For Weight loss BMI is bogus

In my entire life I have only met 2 people who said "I'm too thin and trying to gain weight".  Have you ever stepped on a scale on a day when you felt OK, then looked down and had your mood ruined by a number?   In my experience using the BMI (body mass index) and weighing your self compulsively every day only serve to increase your stress and lower self-esteem which ends up becoming a form of self-terrorism. 

While there are trends to loose weight in the summer, during holidays and for special events, it's much healthier for your body and your psyche to shoot for a healthy balance of exercise and nutrition overall.

Some of my patients have asked about acupuncture for weight loss.  Acupuncture alone will not automatically shed pounds, but rather helps to support your weight loss effort by minimizing cravings while increasing energy and metabolism in the body.

Below is an NPR article lays out the pitfalls of the BMI theory.  Enjoy.

 

Top 10 Reasons Why The BMI Is Bogus

 

The BMI Formula

BMI = weight in pounds/(height in inches x height in inches) x 703
The 703 is to convert the index from the original metric version of the formula.
 

CDC Recommendations:

Below 18.5 = Underweight
18.5 to 24.9 = Ideal
25.0 to 29.9 = Overweight
30.0 and above = Obese
 

 Weekend Edition Saturday, July 4, 2009 · Americans keep putting on the pounds — at least according to a report released this week from the Trust for America's Health. The study found that nearly two-thirds of states now have adult obesity rates above 25 percent.

But you may want to take those findings — and your next meal — with a grain of salt, because they're based on a calculation called the body mass index, or BMI.
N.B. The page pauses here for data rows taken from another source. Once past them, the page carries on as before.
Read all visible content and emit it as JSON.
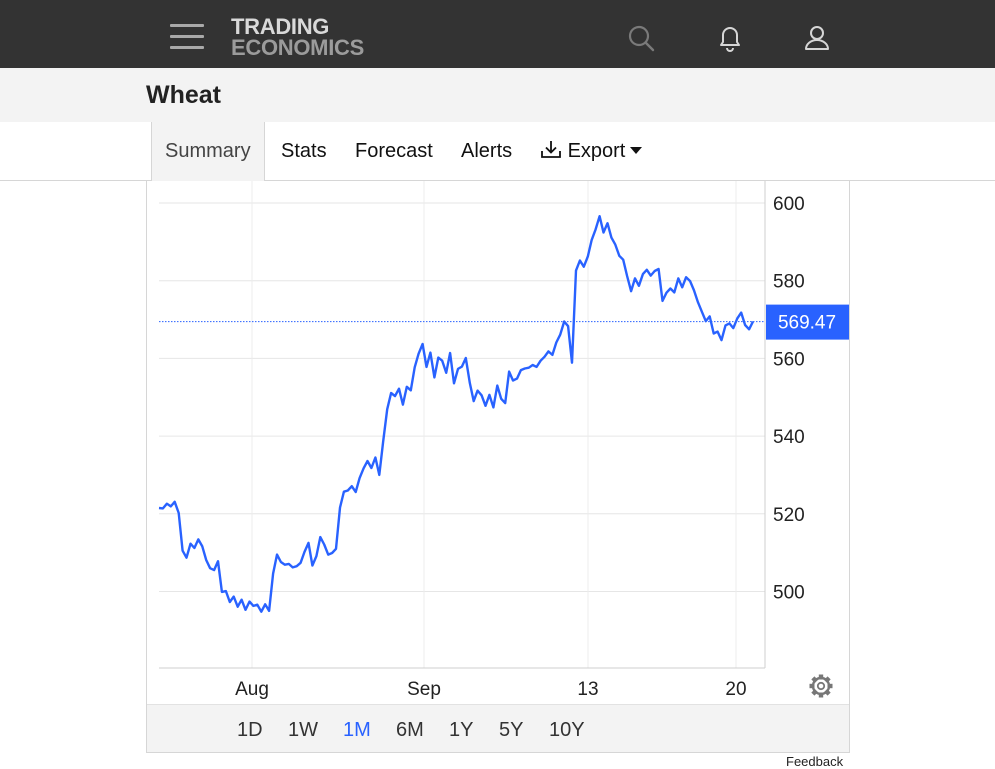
{
  "header": {
    "logo_line1": "TRADING",
    "logo_line2": "ECONOMICS",
    "icons": [
      "menu-icon",
      "search-icon",
      "bell-icon",
      "user-icon"
    ]
  },
  "page": {
    "title": "Wheat"
  },
  "tabs": [
    {
      "label": "Summary",
      "active": true
    },
    {
      "label": "Stats"
    },
    {
      "label": "Forecast"
    },
    {
      "label": "Alerts"
    },
    {
      "label": "Export",
      "icon": "download-icon"
    }
  ],
  "ranges": [
    {
      "label": "1D"
    },
    {
      "label": "1W"
    },
    {
      "label": "1M",
      "active": true
    },
    {
      "label": "6M"
    },
    {
      "label": "1Y"
    },
    {
      "label": "5Y"
    },
    {
      "label": "10Y"
    }
  ],
  "feedback_label": "Feedback",
  "colors": {
    "line": "#2962ff",
    "price_tag": "#2962ff",
    "topbar": "#333333",
    "active_range": "#2962ff"
  },
  "chart_data": {
    "type": "line",
    "title": "",
    "xlabel": "",
    "ylabel": "",
    "x_tick_labels": [
      "Aug",
      "Sep",
      "13",
      "20"
    ],
    "y_ticks": [
      500,
      520,
      540,
      560,
      580,
      600
    ],
    "ylim": [
      480,
      605
    ],
    "grid": true,
    "last_value_label": "569.47",
    "last_value": 569.47,
    "series": [
      {
        "values": [
          521.5,
          521.4,
          522.6,
          521.9,
          523.1,
          520.2,
          510.5,
          508.7,
          512.3,
          511.2,
          513.4,
          511.6,
          508.1,
          506.0,
          505.5,
          507.8,
          499.9,
          500.1,
          497.3,
          498.7,
          496.1,
          497.9,
          495.3,
          497.4,
          496.3,
          496.6,
          494.8,
          496.7,
          495.0,
          504.6,
          509.5,
          507.6,
          506.9,
          507.1,
          506.2,
          506.5,
          507.4,
          510.2,
          512.5,
          506.7,
          509.1,
          514.0,
          512.1,
          509.5,
          509.9,
          511.0,
          521.6,
          525.7,
          526.0,
          527.1,
          525.6,
          529.2,
          531.7,
          533.6,
          531.8,
          534.5,
          530.0,
          538.7,
          546.9,
          551.1,
          550.3,
          552.2,
          548.1,
          552.7,
          551.8,
          557.7,
          561.2,
          563.7,
          557.8,
          561.5,
          555.1,
          560.2,
          559.4,
          556.3,
          561.4,
          553.6,
          557.3,
          557.9,
          560.1,
          553.7,
          549.0,
          551.7,
          550.5,
          547.8,
          550.6,
          547.4,
          553.0,
          549.6,
          548.5,
          556.6,
          554.3,
          554.8,
          557.0,
          557.4,
          557.6,
          558.3,
          557.8,
          559.4,
          560.4,
          561.8,
          560.9,
          564.1,
          566.1,
          569.5,
          568.3,
          558.9,
          582.6,
          585.2,
          583.6,
          586.2,
          590.5,
          593.2,
          596.6,
          592.4,
          594.8,
          591.1,
          589.3,
          586.4,
          585.4,
          581.2,
          577.3,
          580.6,
          578.7,
          581.7,
          582.8,
          581.3,
          582.5,
          583.0,
          574.8,
          576.9,
          578.0,
          577.0,
          580.6,
          578.3,
          580.9,
          579.9,
          577.5,
          574.5,
          572.0,
          569.6,
          570.8,
          566.4,
          566.9,
          564.7,
          568.5,
          569.0,
          567.8,
          570.3,
          571.8,
          568.6,
          567.5,
          569.5
        ]
      }
    ]
  }
}
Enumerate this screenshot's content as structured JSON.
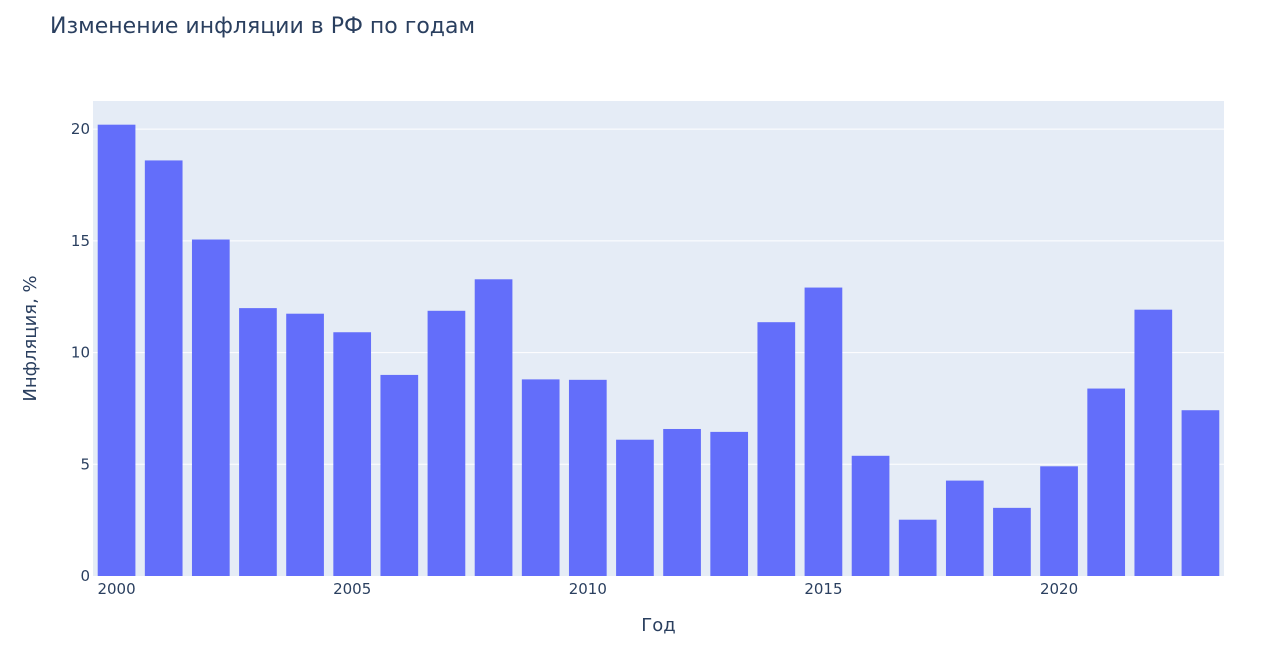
{
  "chart_data": {
    "type": "bar",
    "title": "Изменение инфляции в РФ по годам",
    "xlabel": "Год",
    "ylabel": "Инфляция, %",
    "x": [
      2000,
      2001,
      2002,
      2003,
      2004,
      2005,
      2006,
      2007,
      2008,
      2009,
      2010,
      2011,
      2012,
      2013,
      2014,
      2015,
      2016,
      2017,
      2018,
      2019,
      2020,
      2021,
      2022,
      2023
    ],
    "values": [
      20.2,
      18.6,
      15.06,
      11.99,
      11.74,
      10.91,
      9.0,
      11.87,
      13.28,
      8.8,
      8.78,
      6.1,
      6.58,
      6.45,
      11.36,
      12.91,
      5.38,
      2.52,
      4.27,
      3.05,
      4.91,
      8.39,
      11.92,
      7.42
    ],
    "xticks": [
      "2000",
      "2005",
      "2010",
      "2015",
      "2020"
    ],
    "yticks": [
      "0",
      "5",
      "10",
      "15",
      "20"
    ],
    "ylim": [
      0,
      21.26
    ],
    "xlim": [
      1999.5,
      2023.5
    ],
    "grid": true,
    "colors": {
      "bar": "#636efa",
      "plot_bg": "#e5ecf6",
      "grid": "#ffffff",
      "text": "#2a3f5f"
    }
  }
}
Weekend Edition math guy Keith Devlin graded the body mass index and tells host Scott Simon that it fails on 10 grounds:

1. The person who dreamed up the BMI said explicitly that it could not and should not be used to indicate the level of fatness in an individual.

The BMI was introduced in the early 19th century by a Belgian named Lambert Adolphe Jacques Quetelet. He was a mathematician, not a physician. He produced the formula to give a quick and easy way to measure the degree of obesity of the general population to assist the government in allocating resources. In other words, it is a 200-year-old hack.

2. It is scientifically nonsensical.

There is no physiological reason to square a person's height (Quetelet had to square the height to get a formula that matched the overall data. If you can't fix the data, rig the formula!). Moreover, it ignores waist size, which is a clear indicator of obesity level.

3. It is physiologically wrong.

It makes no allowance for the relative proportions of bone, muscle and fat in the body. But bone is denser than muscle and twice as dense as fat, so a person with strong bones, good muscle tone and low fat will have a high BMI. Thus, athletes and fit, health-conscious movie stars who work out a lot tend to find themselves classified as overweight or even obese.

4. It gets the logic wrong.

The CDC says on its Web site that "the BMI is a reliable indicator of body fatness for people." This is a fundamental error of logic. For example, if I tell you my birthday present is a bicycle, you can conclude that my present has wheels. That's correct logic. But it does not work the other way round. If I tell you my birthday present has wheels, you cannot conclude I got a bicycle. I could have received a car. Because of how Quetelet came up with it, if a person is fat or obese, he or she will have a high BMI. But as with my birthday present, it doesn't work the other way round. A high BMI does not mean an individual is even overweight, let alone obese. It could mean the person is fit and healthy, with very little fat.

5. It's bad statistics.

Because the majority of people today (and in Quetelet's time) lead fairly sedentary lives and are not particularly active, the formula tacitly assumes low muscle mass and high relative fat content. It applies moderately well when applied to such people because it was formulated by focusing on them. But it gives exactly the wrong answer for a large and significant section of the population, namely the lean, fit and healthy. Quetelet is also the person who came up with the idea of "the average man." That's a useful concept, but if you try to apply it to any one person, you come up with the absurdity of a person with 2.4 children. Averages measure entire populations and often don't apply to individuals.